Wysiadłam z taksówki, która podwiozła nas pod sam dom i ruszyłam do bagażnika,
aby wyciągnąć walizki. Pogoda w Londynie różniła się od tego, co zostawiłyśmy w
Krakowie – tu ciągle padał deszcz! To znaczy nie wiem czy ciągle, w każdym
razie Anglia powitała nas bardzo melancholijnie.
- To na pewno tu? – spytałam mamę, widząc
małą kamieniczkę, pod którą nas podwieziono.
- Adres się zgadza. To na pewno tu –
uśmiechnęła się delikatnie i ruszyła w kierunku wejścia.
Miałyśmy wynajmować górę mieszkania
jakiejś pani, także Polki. Stwierdziłyśmy, że dużo łatwiej będzie nam
przystosować się do nowych realiów, mieszkając w polskiej dzielnicy. Żadna z
nas nie spodziewała się jednak, że za tak małe pieniądze, uda nam się wynająć
tak piękny – przynajmniej z zewnątrz – dom.
Nasunęłam kaptur na głowę, chwyciłam w
dłoń rączkę walizki i poszłam w kierunku drzwi.
- Zapukaj – zasugerowała mama, widząc, że
nie bardzo wiem co mam zrobić.
- Ale jak?
- Kołatką – odpowiedziała mama i pociągnęła
za czarne „coś”, które wisiało na drzwiach.
Mogłam się domyśleć, że tu wiesza się
kołatki na drzwiach, ale jak zwykle zapomniałam uruchomić swoje szare
komórki. Zawstydzona
oblizałam wargi i skrzyżowałam dłonie na piersi, czekając kto nam otworzy. A co, jeśli będzie to jakaś zgryźliwa
baba? Nie, miałam zdecydowanie zbyt bujną wyobraźnię.

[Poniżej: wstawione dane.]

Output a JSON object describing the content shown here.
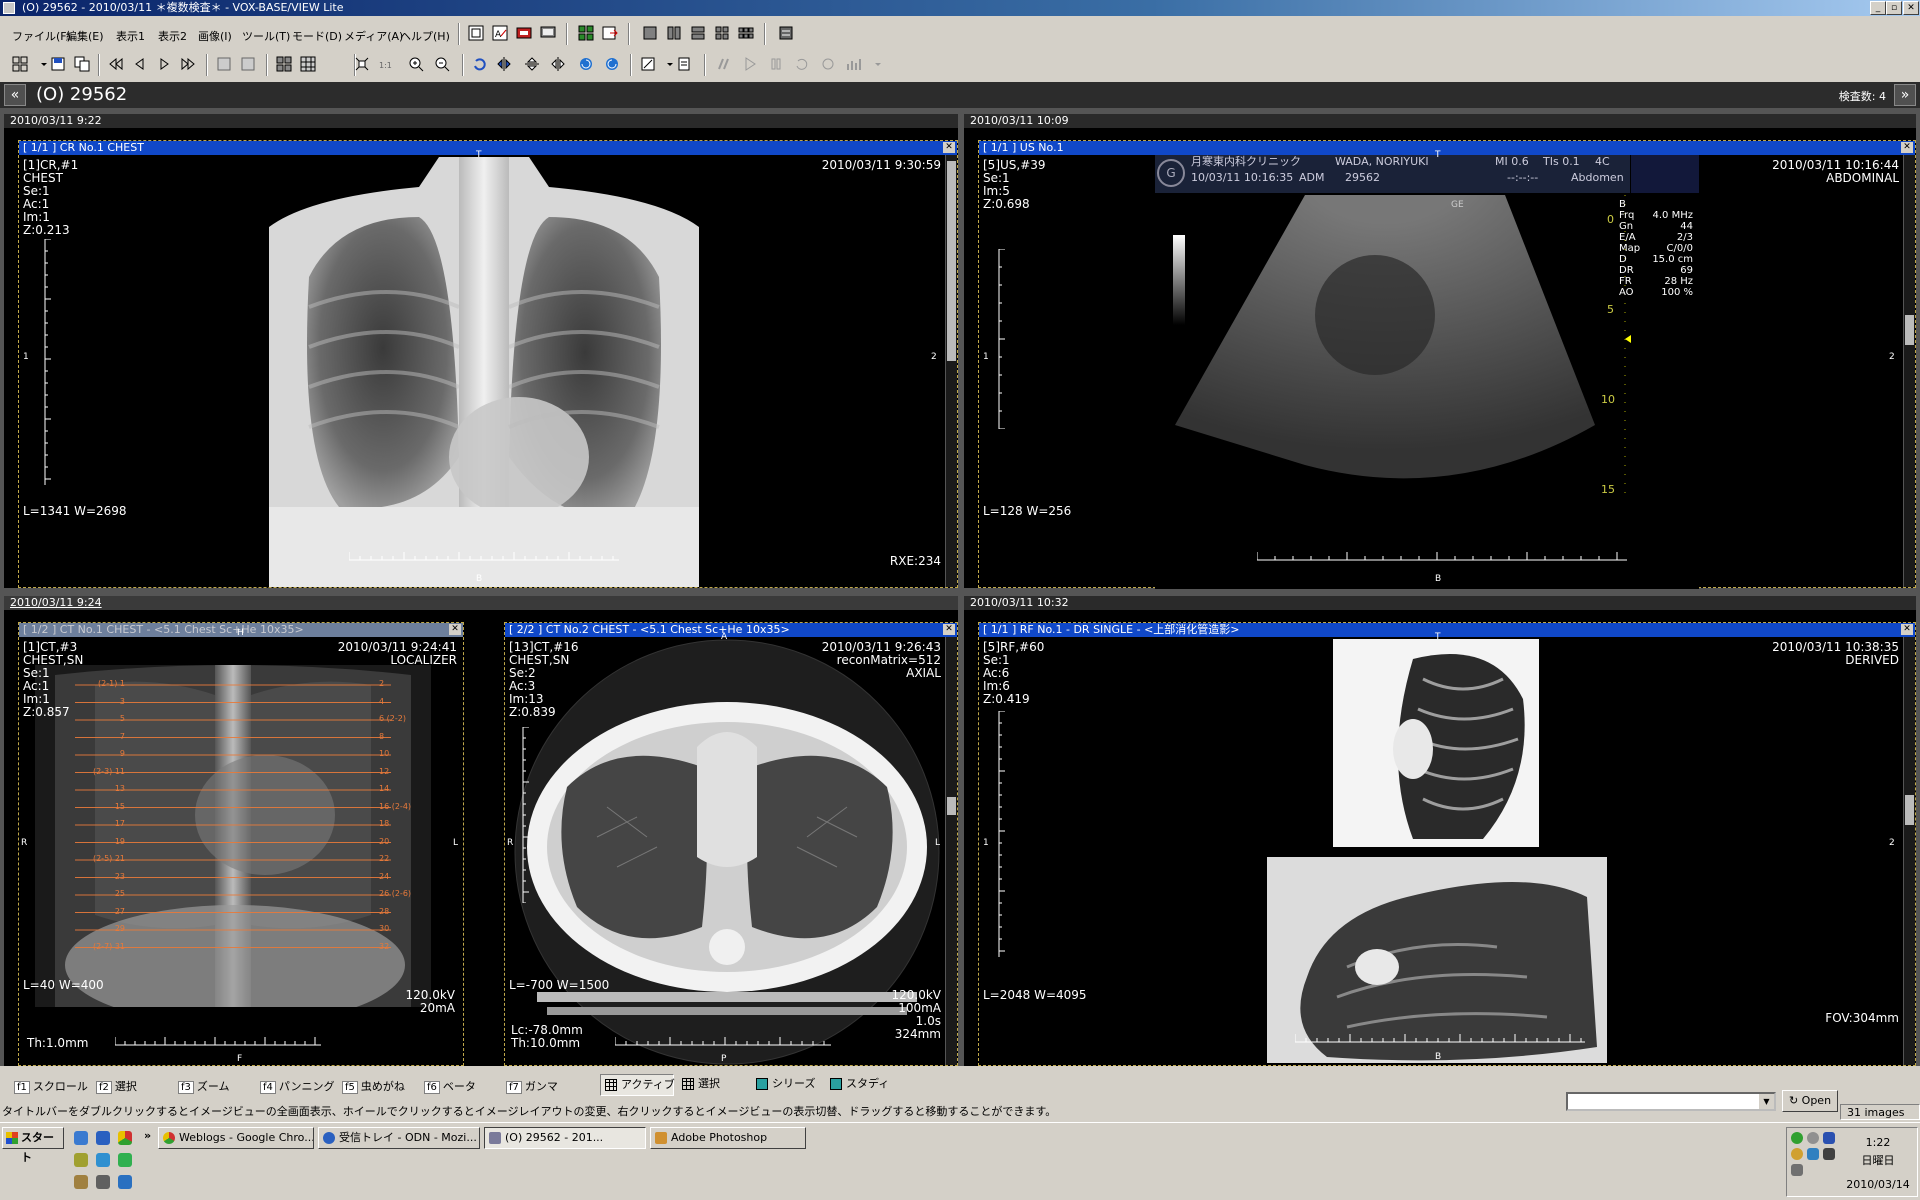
{
  "window": {
    "title": "(O)  29562  -  2010/03/11 ＊複数検査＊ - VOX-BASE/VIEW Lite"
  },
  "menu": [
    "ファイル(F)",
    "編集(E)",
    "表示1",
    "表示2",
    "画像(I)",
    "ツール(T)",
    "モード(D)",
    "メディア(A)",
    "ヘルプ(H)"
  ],
  "patient": {
    "id": "(O)  29562",
    "exam_count": "検査数: 4"
  },
  "quads": [
    {
      "date": "2010/03/11 9:22"
    },
    {
      "date": "2010/03/11 10:09"
    },
    {
      "date": "2010/03/11 9:24"
    },
    {
      "date": "2010/03/11 10:32"
    }
  ],
  "panes": {
    "cr": {
      "header": "[ 1/1 ] CR No.1 CHEST",
      "info": "[1]CR,#1\nCHEST\nSe:1\nAc:1\nIm:1\nZ:0.213",
      "datetime": "2010/03/11 9:30:59",
      "wl": "L=1341 W=2698",
      "br": "RXE:234",
      "mark_top": "T",
      "mark_bottom": "B",
      "mark_left": "1",
      "mark_right": "2"
    },
    "us": {
      "header": "[ 1/1 ] US No.1",
      "info": "[5]US,#39\nSe:1\nIm:5\nZ:0.698",
      "datetime": "2010/03/11 10:16:44",
      "type": "ABDOMINAL",
      "wl": "L=128 W=256",
      "clinic": "月寒東内科クリニック",
      "date2": "10/03/11 10:16:35",
      "adm": "ADM",
      "pid": "29562",
      "patient": "WADA, NORIYUKI",
      "mi": "MI 0.6",
      "tis": "TIs 0.1",
      "probe": "4C",
      "preset": "Abdomen",
      "ge": "GE",
      "params_label": "B\nFrq\nGn\nE/A\nMap\nD\nDR\nFR\nAO",
      "params_value": "\n4.0 MHz\n44\n2/3\nC/0/0\n15.0 cm\n69\n28 Hz\n100 %",
      "depth_marks": [
        "0",
        "5",
        "10",
        "15"
      ],
      "mark_top": "T",
      "mark_bottom": "B",
      "mark_left": "1",
      "mark_right": "2"
    },
    "ct1": {
      "header": "[ 1/2 ] CT No.1 CHEST  -  <5.1 Chest Sc+He 10x35>",
      "info": "[1]CT,#3\nCHEST,SN\nSe:1\nAc:1\nIm:1\nZ:0.857",
      "datetime": "2010/03/11 9:24:41",
      "type": "LOCALIZER",
      "wl": "L=40 W=400",
      "kv": "120.0kV\n20mA",
      "th": "Th:1.0mm",
      "mark_top": "H",
      "mark_bottom": "F",
      "mark_left": "R",
      "mark_right": "L",
      "lines_left": [
        "(2-1) 1",
        "3",
        "5",
        "7",
        "9",
        "(2-3) 11",
        "13",
        "15",
        "17",
        "19",
        "(2-5) 21",
        "23",
        "25",
        "27",
        "29",
        "(2-7) 31"
      ],
      "lines_right": [
        "2",
        "4",
        "6 (2-2)",
        "8",
        "10",
        "12",
        "14",
        "16 (2-4)",
        "18",
        "20",
        "22",
        "24",
        "26 (2-6)",
        "28",
        "30",
        "32"
      ]
    },
    "ct2": {
      "header": "[ 2/2 ] CT No.2 CHEST  -  <5.1 Chest Sc+He 10x35>",
      "info": "[13]CT,#16\nCHEST,SN\nSe:2\nAc:3\nIm:13\nZ:0.839",
      "datetime": "2010/03/11 9:26:43",
      "type": "reconMatrix=512\nAXIAL",
      "wl": "L=-700 W=1500",
      "lc": "Lc:-78.0mm\nTh:10.0mm",
      "kv": "120.0kV\n100mA\n1.0s\n324mm",
      "mark_top": "A",
      "mark_bottom": "P",
      "mark_left": "R",
      "mark_right": "L"
    },
    "rf": {
      "header": "[ 1/1 ] RF No.1  -  DR SINGLE  -  <上部消化管造影>",
      "info": "[5]RF,#60\nSe:1\nAc:6\nIm:6\nZ:0.419",
      "datetime": "2010/03/11 10:38:35",
      "type": "DERIVED",
      "wl": "L=2048 W=4095",
      "fov": "FOV:304mm",
      "mark_top": "T",
      "mark_bottom": "B",
      "mark_left": "1",
      "mark_right": "2"
    }
  },
  "fkeys": [
    {
      "key": "f1",
      "label": "スクロール"
    },
    {
      "key": "f2",
      "label": "選択"
    },
    {
      "key": "f3",
      "label": "ズーム"
    },
    {
      "key": "f4",
      "label": "パンニング"
    },
    {
      "key": "f5",
      "label": "虫めがね"
    },
    {
      "key": "f6",
      "label": "ベータ"
    },
    {
      "key": "f7",
      "label": "ガンマ"
    }
  ],
  "modes": [
    "アクティブ",
    "選択",
    "シリーズ",
    "スタディ"
  ],
  "help_text": "タイトルバーをダブルクリックするとイメージビューの全画面表示、ホイールでクリックするとイメージレイアウトの変更、右クリックするとイメージビューの表示切替、ドラッグすると移動することができます。",
  "open_label": "Open",
  "image_count": "31 images",
  "taskbar": {
    "start": "スタート",
    "tasks": [
      "Weblogs - Google Chro...",
      "受信トレイ - ODN - Mozi...",
      "(O)  29562  -  201...",
      "Adobe Photoshop"
    ],
    "time": "1:22",
    "weekday": "日曜日",
    "date": "2010/03/14"
  }
}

- Jesteście już – drzwi otworzyła nam, wyglądająca całkiem sympatycznie pani, na oko w wieku około sześćdziesiąt lat. No może pięćdziesiąt pięć.
Zdecydowanie nie wyglądała na zgryźliwą –
Wchodźcie. Marek zajmie się waszymi walizkami – dodała z uśmiechem.
Kto to był Marek? Od razu przez myśl
przeszedł mi piękny brunet, który jest wnuczkiem tej pani. Mieszka z babcią, bo
stracił rodziców, ale dzięki tym doświadczeniom stał się dojrzalszy i
silniejszy. Będziemy mieli płomienny romans, a w wieku dwudziestu lat weźmiemy ślub i
zamieszkamy na stałe w tej kamienicy.
- Pozwolą panie, że zaniosę walizeczki na
górę – zza roga wyłonił się „starszy” pan, na oko w wieku mojej mamy. Czyli
nici z romansu… Ale przystojny był.
Uśmiechnęłam się delikatnie, nie dając po
sobie poznać rozczarowania i pędem weszłam na górę, po drodze przewracając
oczami.
Przekręciłam w drzwiach klucz, który
dostałam od starszej pani i weszłam do naszego „mieszkanka”.
- Który pokój wybierasz? – spytałam mamę,
która szła tuż za mną.
Miałyśmy do dyspozycji dwa małe pokoje – w
tym jeden z aneksem kuchennym oraz łazienkę. Całkiem niezłe warunki jak na
mieszkanie pod jednym dachem z obcymi. Poza tym miałyśmy oddzielne wejście, od
tyłu domu.
- A będziesz gotować? – wyszczerzyła się
mama.
Skarciłam ją wzrokiem i udałam się do
mniejszego pokoju, w którym jedyną atrakcją był maleńki balkonik. Nie miałam
zamiaru robić za kucharkę, wolałam gnieździć się w tej klitce.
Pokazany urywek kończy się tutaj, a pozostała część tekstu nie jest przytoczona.